Te bowiem wyznacza funkcjonalnie połączony układ stosunku organizacyjnego, na podstawie którego prezes wykonuje swoje funkcje oraz stosunku pracy, stanowiącego podstawę zatrudnienia. Rozwiązanie tego pierwszego stosunku prowadzi do swoistego „przerzucenia" kompetencji do reprezentowania spółdzielni w zakresie tego drugiego. Zasadniczo organem spółdzielni uprawnionym do jej reprezentowania w relacjach prawnych z osobami sprawującymi funkcje w zarządzie jest rada nadzorcza (art. 46 § 1 pkt 8 i art. 52 § 1 prawa spółdzielczego).
To rada zawiera umowę z członkiem zarządu i wykonuje wszystkie inne czynności pracodawcy. Uprawnienia RN są jednak determinowane istnieniem stosunku organizacyjnego. Innymi słowy istnieją dopóty, dopóki dana osoba pozostaje członkiem zarządu. Kompetencja rady kończy się z rozwiązaniem stosunku organizacyjnego, tj. w momencie odwołania z funkcji w zarządzie.
Wtedy uprawnienie do reprezentowania spółdzielni we wszelkich pozostałych relacjach prawnych zostanie niejako „przerzucone" na zarząd. Co jednak istotne, mimo funkcjonalnego związku rozwiązanie stosunku organizacyjnego nie wpływa na byt stosunku pracy. W sensie prawnym są one od siebie niezależne. Samo odwołanie z funkcji członka zarządu spółdzielni nie jest zatem równoznaczne z rozwiązaniem stosunku pracy (por. wyrok SN z 7 września 2000 r., I PKN 101/00).
Specyfikę tego związku oddaje prześledzenie podziału kompetencji między organy spółdzielni przy wypowiadaniu umowy o pracę. Jeżeli wypowiedzenia dokonuje się jeszcze w chwili sprawowania funkcji przez członka zarządu, wtedy uprawniona jest rada nadzorcza. Nie ma przy tym wątpliwości, że może ona skorzystać ze swoich uprawnień i wypowiedzieć umowę najpóźniej z momentem odwołania z pełnionej funkcji. W praktyce odwołanie i wypowiedzenie powinny być w jednej uchwale RN. Jeżeli jednak wypowiedzenie następuje już po odwołaniu z funkcji, wtedy dokonuje go zarząd spółdzielni.

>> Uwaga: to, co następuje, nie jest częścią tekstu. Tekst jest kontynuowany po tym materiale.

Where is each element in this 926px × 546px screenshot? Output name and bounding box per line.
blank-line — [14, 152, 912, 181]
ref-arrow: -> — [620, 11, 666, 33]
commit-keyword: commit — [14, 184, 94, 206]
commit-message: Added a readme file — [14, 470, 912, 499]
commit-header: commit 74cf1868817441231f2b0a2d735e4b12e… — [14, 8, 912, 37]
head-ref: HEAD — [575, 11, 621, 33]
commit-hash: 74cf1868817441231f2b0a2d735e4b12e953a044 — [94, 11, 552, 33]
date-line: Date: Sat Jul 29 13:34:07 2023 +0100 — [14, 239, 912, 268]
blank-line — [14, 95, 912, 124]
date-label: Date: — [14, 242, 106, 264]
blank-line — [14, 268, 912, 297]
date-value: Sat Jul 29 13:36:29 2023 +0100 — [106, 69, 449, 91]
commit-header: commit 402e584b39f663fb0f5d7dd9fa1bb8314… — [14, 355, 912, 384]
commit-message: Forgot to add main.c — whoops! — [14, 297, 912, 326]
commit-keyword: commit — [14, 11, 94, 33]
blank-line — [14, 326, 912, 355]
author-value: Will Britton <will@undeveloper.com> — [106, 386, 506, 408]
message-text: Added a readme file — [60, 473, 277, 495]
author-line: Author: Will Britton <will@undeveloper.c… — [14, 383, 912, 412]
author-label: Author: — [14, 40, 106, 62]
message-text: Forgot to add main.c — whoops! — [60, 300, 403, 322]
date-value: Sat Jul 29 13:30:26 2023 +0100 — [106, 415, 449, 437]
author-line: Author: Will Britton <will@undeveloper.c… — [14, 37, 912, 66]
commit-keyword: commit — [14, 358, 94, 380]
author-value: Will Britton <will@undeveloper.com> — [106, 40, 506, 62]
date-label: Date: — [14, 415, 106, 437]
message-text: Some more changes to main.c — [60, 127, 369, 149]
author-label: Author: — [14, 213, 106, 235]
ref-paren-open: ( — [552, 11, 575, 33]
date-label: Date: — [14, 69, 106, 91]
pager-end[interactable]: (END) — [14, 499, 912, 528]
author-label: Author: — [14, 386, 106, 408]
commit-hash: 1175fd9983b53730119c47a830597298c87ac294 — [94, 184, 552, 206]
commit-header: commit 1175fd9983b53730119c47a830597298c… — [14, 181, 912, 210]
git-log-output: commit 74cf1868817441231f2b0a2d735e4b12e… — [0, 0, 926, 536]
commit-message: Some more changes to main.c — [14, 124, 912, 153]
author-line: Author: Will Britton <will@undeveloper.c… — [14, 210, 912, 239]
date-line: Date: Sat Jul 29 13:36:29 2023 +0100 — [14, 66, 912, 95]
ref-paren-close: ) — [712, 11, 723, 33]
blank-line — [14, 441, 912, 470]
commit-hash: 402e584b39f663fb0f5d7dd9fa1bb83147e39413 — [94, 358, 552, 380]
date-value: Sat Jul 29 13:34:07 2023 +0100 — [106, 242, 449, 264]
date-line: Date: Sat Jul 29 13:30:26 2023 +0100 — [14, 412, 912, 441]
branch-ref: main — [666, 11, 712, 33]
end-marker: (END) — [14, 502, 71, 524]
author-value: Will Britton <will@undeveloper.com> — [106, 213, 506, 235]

Naruszenie tych zasad świadczy o wadliwości reprezentacji i wynikającej z tego wadliwości wypowiedzenia umowy ze wszystkimi konsekwencjami, jakie z tym wiąże kodeks pracy. Z uwagi na podobieństwo te uwagi są też zasadne dla spółek kapitałowych, gdzie w relacjach z członkami zarządów spółkę reprezentuje rada nadzorcza lub pełnomocnik zgromadzenia wspólników (art. 210 k.s.h. dla spółki z ograniczoną odpowiedzialnością oraz art. 379 k.s.h. dla spółki akcyjnej).
Także tutaj kompetencja RN (pełnomocnika) do reprezentowania spółki jest determinowana pełnieniem funkcji w jej organie (zarządzie). Z chwilą odwołania były członek zarządu staje się „zwykłym pracownikiem, wobec którego kompetencje pracodawcy wykonuje zarząd, a nie rada nadzorcza" (wyrok SN z 17 kwietnia 2009 r., II PK 273/08).